Et The Master Race #9 est à mon sens le numéro le plus important de la série, tant il met en perspective ses aînés et le surprenant travail de fond de Miller et Azzarello, bien caché derrière la provocations et les planches à couper le souffle d'Andy Kubert. C'est d'ailleurs dans ce final qu'on comprend que The Master Race est finalement une histoire dédiée à Superman avant d'être une histoire de Batman. C'est dans cette conclusion qu'on saisit l'immensité du paradoxe qui anime le Chevalier Noir de Miller. C'est dans ce dénouement que l'intrigue de ce troisième chapitre prend tout son sens et commente non seulement notre monde, mais aussi l'industrie des comics.
Toujours obsédé par l'idée de censure et d'une industrie formatée, Frank Miller démontre avec la fin de The Master Race qu'il est capable de vendre un comic book sur une idée et d'en dérouler une autre, radicalement différentes, dans ses pages.
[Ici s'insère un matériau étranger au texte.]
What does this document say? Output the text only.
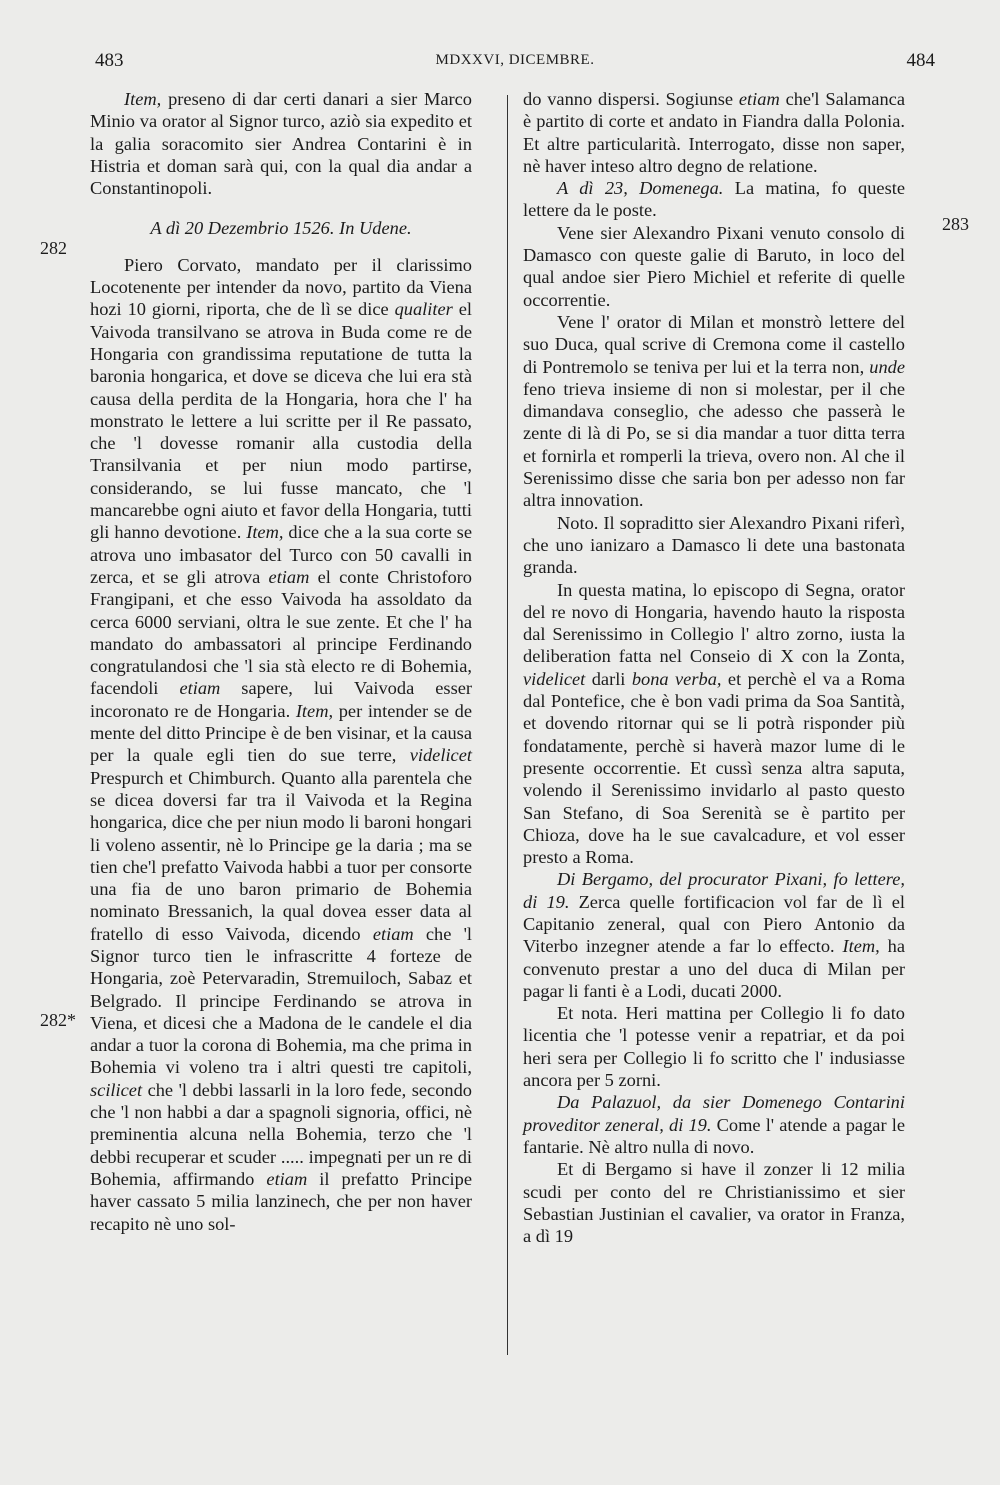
483	MDXXVI, DICEMBRE.	484
282
282*
283

Item, preseno di dar certi danari a sier Marco Minio va orator al Signor turco, aziò sia expedito et la galia soracomito sier Andrea Contarini è in Histria et doman sarà qui, con la qual dia andar a Constantinopoli.

A dì 20 Dezembrio 1526. In Udene.

Piero Corvato, mandato per il clarissimo Locotenente per intender da novo, partito da Viena hozi 10 giorni, riporta, che de lì se dice qualiter el Vaivoda transilvano se atrova in Buda come re de Hongaria con grandissima reputatione de tutta la baronia hongarica, et dove se diceva che lui era stà causa della perdita de la Hongaria, hora che l' ha monstrato le lettere a lui scritte per il Re passato, che 'l dovesse romanir alla custodia della Transilvania et per niun modo partirse, considerando, se lui fusse mancato, che 'l mancarebbe ogni aiuto et favor della Hongaria, tutti gli hanno devotione. Item, dice che a la sua corte se atrova uno imbasator del Turco con 50 cavalli in zerca, et se gli atrova etiam el conte Christoforo Frangipani, et che esso Vaivoda ha assoldato da cerca 6000 serviani, oltra le sue zente. Et che l' ha mandato do ambassatori al principe Ferdinando congratulandosi che 'l sia stà electo re di Bohemia, facendoli etiam sapere, lui Vaivoda esser incoronato re de Hongaria. Item, per intender se de mente del ditto Principe è de ben visinar, et la causa per la quale egli tien do sue terre, videlicet Prespurch et Chimburch. Quanto alla parentela che se dicea doversi far tra il Vaivoda et la Regina hongarica, dice che per niun modo li baroni hongari li voleno assentir, nè lo Principe ge la daria ; ma se tien che'l prefatto Vaivoda habbi a tuor per consorte una fia de uno baron primario de Bohemia nominato Bressanich, la qual dovea esser data al fratello di esso Vaivoda, dicendo etiam che 'l Signor turco tien le infrascritte 4 forteze de Hongaria, zoè Petervaradin, Stremuiloch, Sabaz et Belgrado. Il principe Ferdinando se atrova in Viena, et dicesi che a Madona de le candele el dia andar a tuor la corona di Bohemia, ma che prima in Bohemia vi voleno tra i altri questi tre capitoli, scilicet che 'l debbi lassarli in la loro fede, secondo che 'l non habbi a dar a spagnoli signoria, offici, nè preminentia alcuna nella Bohemia, terzo che 'l debbi recuperar et scuder ..... impegnati per un re di Bohemia, affirmando etiam il prefatto Principe haver cassato 5 milia lanzinech, che per non haver recapito nè uno sol-

do vanno dispersi. Sogiunse etiam che'l Salamanca è partito di corte et andato in Fiandra dalla Polonia. Et altre particularità. Interrogato, disse non saper, nè haver inteso altro degno de relatione.

A dì 23, Domenega. La matina, fo queste lettere da le poste.

Vene sier Alexandro Pixani venuto consolo di Damasco con queste galie di Baruto, in loco del qual andoe sier Piero Michiel et referite di quelle occorrentie.

Vene l' orator di Milan et monstrò lettere del suo Duca, qual scrive di Cremona come il castello di Pontremolo se teniva per lui et la terra non, unde feno trieva insieme di non si molestar, per il che dimandava conseglio, che adesso che passerà le zente di là di Po, se si dia mandar a tuor ditta terra et fornirla et romperli la trieva, overo non. Al che il Serenissimo disse che saria bon per adesso non far altra innovation.

Noto. Il sopraditto sier Alexandro Pixani riferì, che uno ianizaro a Damasco li dete una bastonata granda.

In questa matina, lo episcopo di Segna, orator del re novo di Hongaria, havendo hauto la risposta dal Serenissimo in Collegio l' altro zorno, iusta la deliberation fatta nel Conseio di X con la Zonta, videlicet darli bona verba, et perchè el va a Roma dal Pontefice, che è bon vadi prima da Soa Santità, et dovendo ritornar qui se li potrà risponder più fondatamente, perchè si haverà mazor lume di le presente occorrentie. Et cussì senza altra saputa, volendo il Serenissimo invidarlo al pasto questo San Stefano, di Soa Serenità se è partito per Chioza, dove ha le sue cavalcadure, et vol esser presto a Roma.

Di Bergamo, del procurator Pixani, fo lettere, di 19. Zerca quelle fortificacion vol far de lì el Capitanio zeneral, qual con Piero Antonio da Viterbo inzegner atende a far lo effecto. Item, ha convenuto prestar a uno del duca di Milan per pagar li fanti è a Lodi, ducati 2000.

Et nota. Heri mattina per Collegio li fo dato licentia che 'l potesse venir a repatriar, et da poi heri sera per Collegio li fo scritto che l' indusiasse ancora per 5 zorni.

Da Palazuol, da sier Domenego Contarini proveditor zeneral, di 19. Come l' atende a pagar le fantarie. Nè altro nulla di novo.

Et di Bergamo si have il zonzer li 12 milia scudi per conto del re Christianissimo et sier Sebastian Justinian el cavalier, va orator in Franza, a dì 19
Moralité, la véritable histoire de ce troisième volet rappelle le parcours de ces jeunes hommes et femmes qui décident de quitter leur quotidien pour s'enrôler auprès d’extrémistes qui jouent sur l'importance de leurs origines et de leurs appartenances. Ai-je besoin d'insister ? Je vais plutôt faire confiance aux designs très explicites d'Andy Kubert pour les Kryptoniens de Quar, que Superman va devoir affronter dans l'espoir d'arracher Lara, sa fille, des mains de ces terroristes - le mot est lâché. Une métaphore des plus actuelles, qui aurait facilement pu virer au racisme primaire, lui qui semblait attirer Frank Miller après le 11 septembre 2001, le début de sa propre traversée du désert.
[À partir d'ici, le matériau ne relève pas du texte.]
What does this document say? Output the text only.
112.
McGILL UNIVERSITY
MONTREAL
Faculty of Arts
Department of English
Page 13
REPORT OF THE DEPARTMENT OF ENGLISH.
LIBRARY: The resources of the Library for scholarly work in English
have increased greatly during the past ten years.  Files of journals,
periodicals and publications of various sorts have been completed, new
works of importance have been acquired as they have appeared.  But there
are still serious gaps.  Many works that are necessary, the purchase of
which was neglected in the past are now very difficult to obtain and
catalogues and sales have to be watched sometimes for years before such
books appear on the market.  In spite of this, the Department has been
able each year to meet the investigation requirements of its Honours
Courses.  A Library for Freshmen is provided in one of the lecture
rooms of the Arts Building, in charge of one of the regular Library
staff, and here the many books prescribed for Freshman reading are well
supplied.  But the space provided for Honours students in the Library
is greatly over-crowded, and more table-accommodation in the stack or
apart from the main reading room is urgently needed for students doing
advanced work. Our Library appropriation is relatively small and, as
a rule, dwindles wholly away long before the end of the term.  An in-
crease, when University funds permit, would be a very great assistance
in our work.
Mais armé d'un optimiste renouvelé, d'un compagnon de route peut-être plus nuancé, d'une plume toujours aussi acerbe mais jamais idiote et d'une réflexion sur sa propre bibliographie - chaque numéro rappelle une œuvre culte du bonhomme, en témoigne la représentation des Amazones à la 300 - Frank Miller nous a offert un final des plus satisfaisants.
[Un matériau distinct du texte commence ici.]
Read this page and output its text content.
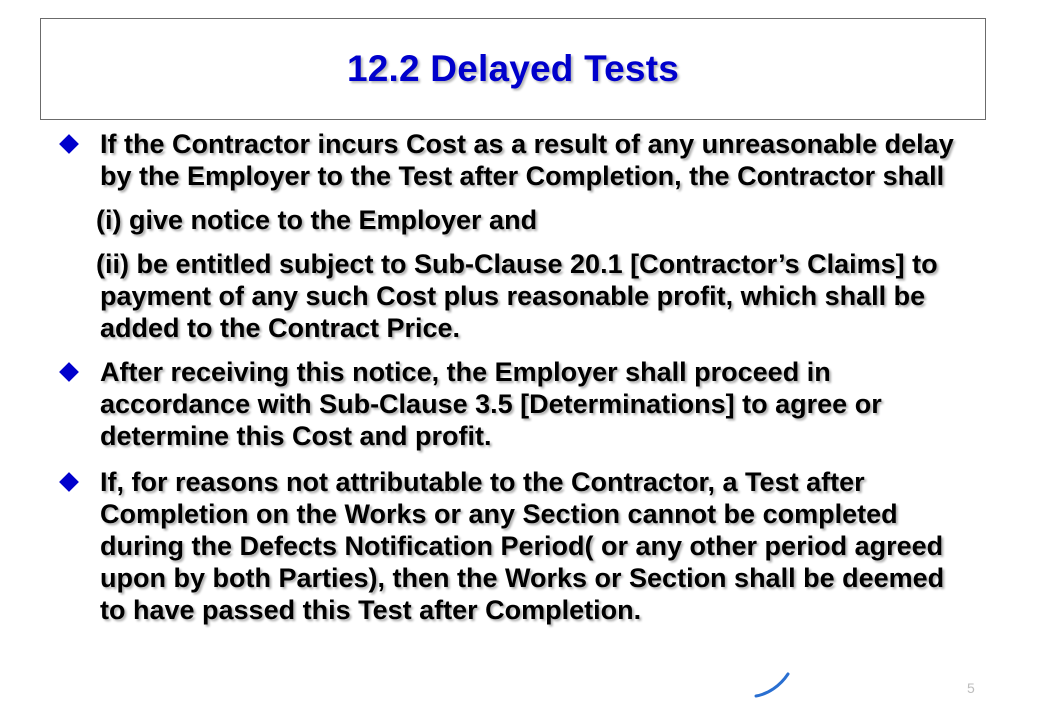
12.2 Delayed Tests
If the Contractor incurs Cost as a result of any unreasonable delay by the Employer to the Test after Completion, the Contractor shall
(i) give notice to the Employer and
(ii) be entitled subject to Sub-Clause 20.1 [Contractor’s Claims] to payment of any such Cost plus reasonable profit, which shall be added to the Contract Price.
After receiving this notice, the Employer shall proceed in accordance with Sub-Clause 3.5 [Determinations] to agree or determine this Cost and profit.
If, for reasons not attributable to the Contractor, a Test after Completion on the Works or any Section cannot be completed during the Defects Notification Period( or any other period agreed upon by both Parties), then the Works or Section shall be deemed to have passed this Test after Completion.
5
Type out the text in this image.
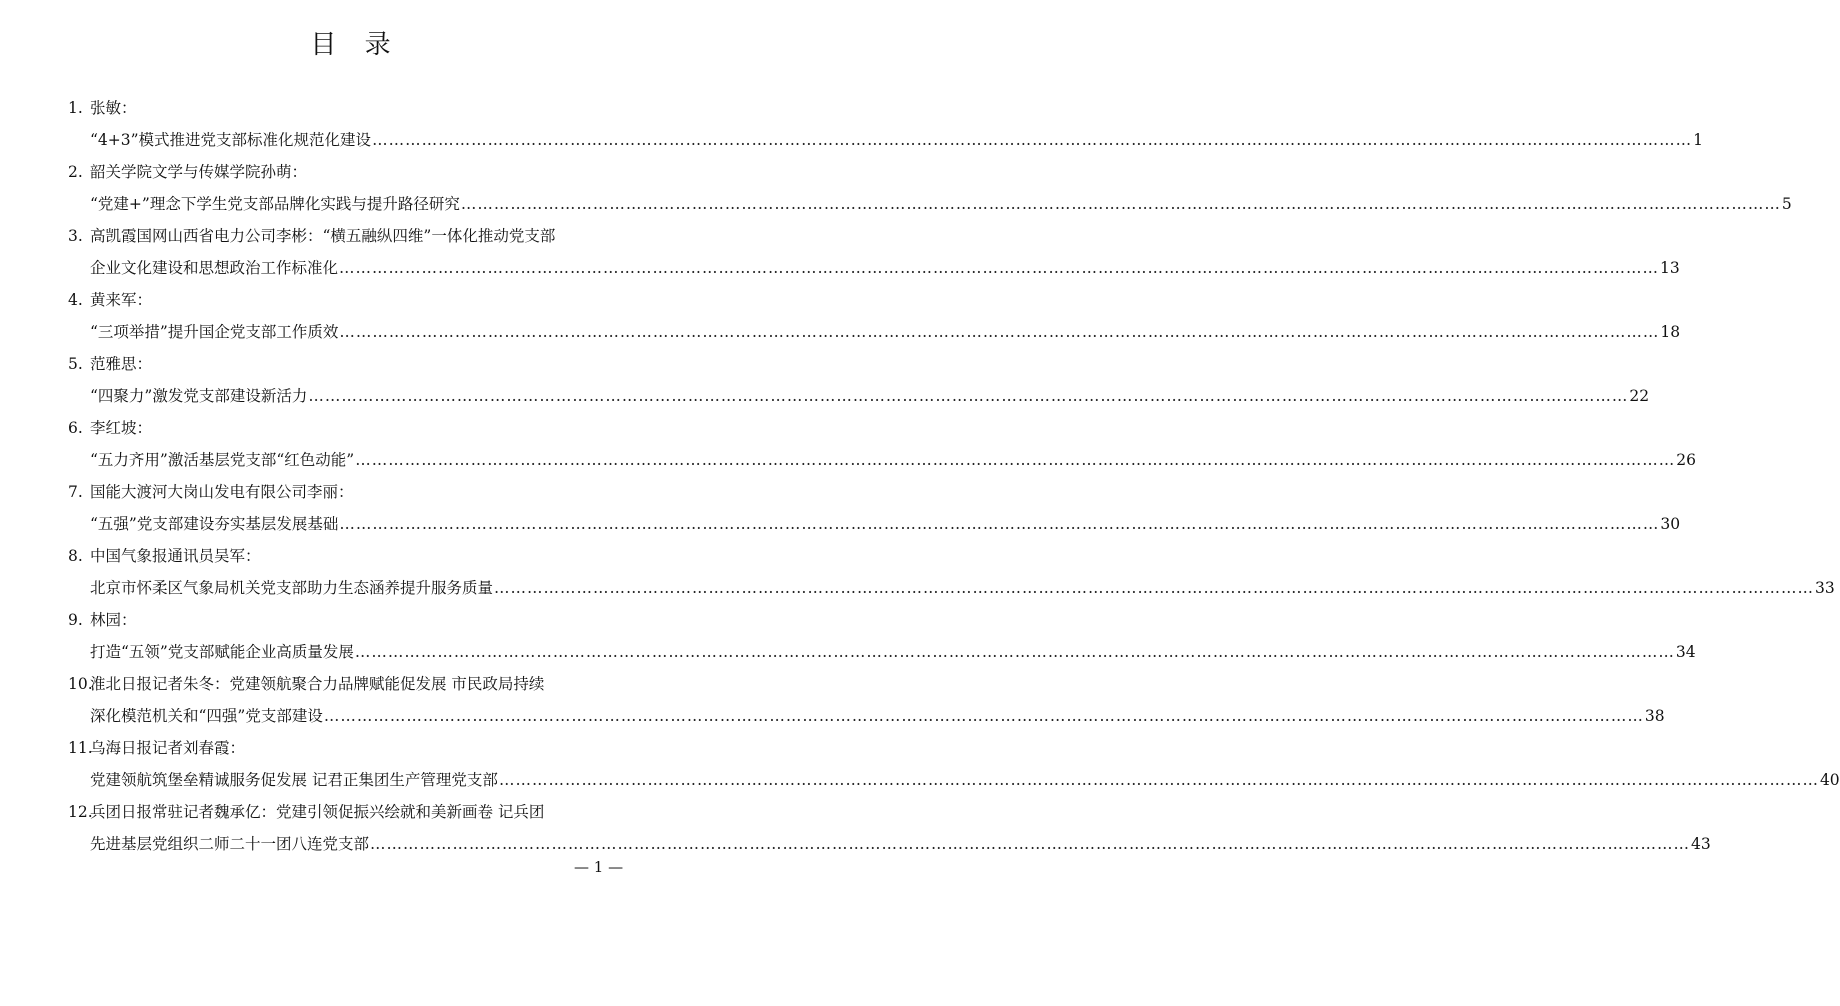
目 录
1. 张敏：
“4+3”模式推进党支部标准化规范化建设 …………………………………………………………………………………………………………………………………………………………………………………………………………………… 1
2. 韶关学院文学与传媒学院孙萌：
“党建+”理念下学生党支部品牌化实践与提升路径研究 …………………………………………………………………………………………………………………………………………………………………………………………………………………… 5
3. 高凯霞国网山西省电力公司李彬：“横五融纵四维”一体化推动党支部
企业文化建设和思想政治工作标准化 …………………………………………………………………………………………………………………………………………………………………………………………………………………… 13
4. 黄来军：
“三项举措”提升国企党支部工作质效 …………………………………………………………………………………………………………………………………………………………………………………………………………………… 18
5. 范雅思：
“四聚力”激发党支部建设新活力 …………………………………………………………………………………………………………………………………………………………………………………………………………………… 22
6. 李红坡：
“五力齐用”激活基层党支部“红色动能” …………………………………………………………………………………………………………………………………………………………………………………………………………………… 26
7. 国能大渡河大岗山发电有限公司李丽：
“五强”党支部建设夯实基层发展基础 …………………………………………………………………………………………………………………………………………………………………………………………………………………… 30
8. 中国气象报通讯员吴军：
北京市怀柔区气象局机关党支部助力生态涵养提升服务质量 …………………………………………………………………………………………………………………………………………………………………………………………………………………… 33
9. 林园：
打造“五领”党支部赋能企业高质量发展 …………………………………………………………………………………………………………………………………………………………………………………………………………………… 34
10.
淮北日报记者朱冬：党建领航聚合力品牌赋能促发展 市民政局持续
深化模范机关和“四强”党支部建设 …………………………………………………………………………………………………………………………………………………………………………………………………………………… 38
11.
乌海日报记者刘春霞：
党建领航筑堡垒精诚服务促发展 记君正集团生产管理党支部 …………………………………………………………………………………………………………………………………………………………………………………………………………………… 40
12.
兵团日报常驻记者魏承亿：党建引领促振兴绘就和美新画卷 记兵团
先进基层党组织二师二十一团八连党支部 …………………………………………………………………………………………………………………………………………………………………………………………………………………… 43
— 1 —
D'abord parce qu'il inverse habilement les rôles : l'auteur avait déclaré que la réalité de Donald Trump était plus dystopique que la dystopie de The Dark Knight Returns, et il décide donc de raccrocher son récit à quelque chose de plus lumineux et inspirant. Après tout, puisque nous vivons une dystopie, il convient de donner aux gens les moyens de la comprendre et de se défendre, et c'est ce que font Miller et Azzarello en taclant régulièrement le président américain et en livrant des dialogues qui résonneront dans le cœur de tous les amoureux de la liberté. Ensuite, parce que ce final n'hésite pas à ouvrir une porte de sortie. C'est assez commun dans le monde de The Dark Knight Returns, mais le traitement de l'ouverture - en forme de double legacyquel - diffère juste assez des deux premiers chapitres pour nous promettre un avenir plein d'espoir, malgré les horreurs qui nous guettent au quotidien.
Comme si Miller se servait de sa dystopie personnelle - des mots durs et une traversée du désert bien trop longue - pour enrichir le propos de son Dark Knight III - The Master Race, qu'on pourrait résumer ainsi : "La haine, j'en suis revenu. Mon Batman aussi. À votre tour maintenant." - une sacré rédemption pour Frank Miller, qui aurait très bien pu finir persona non grata du monde des comics et nous priver ainsi de son génie pour le restant de ses jours. Bon retour parmi nous, Frank.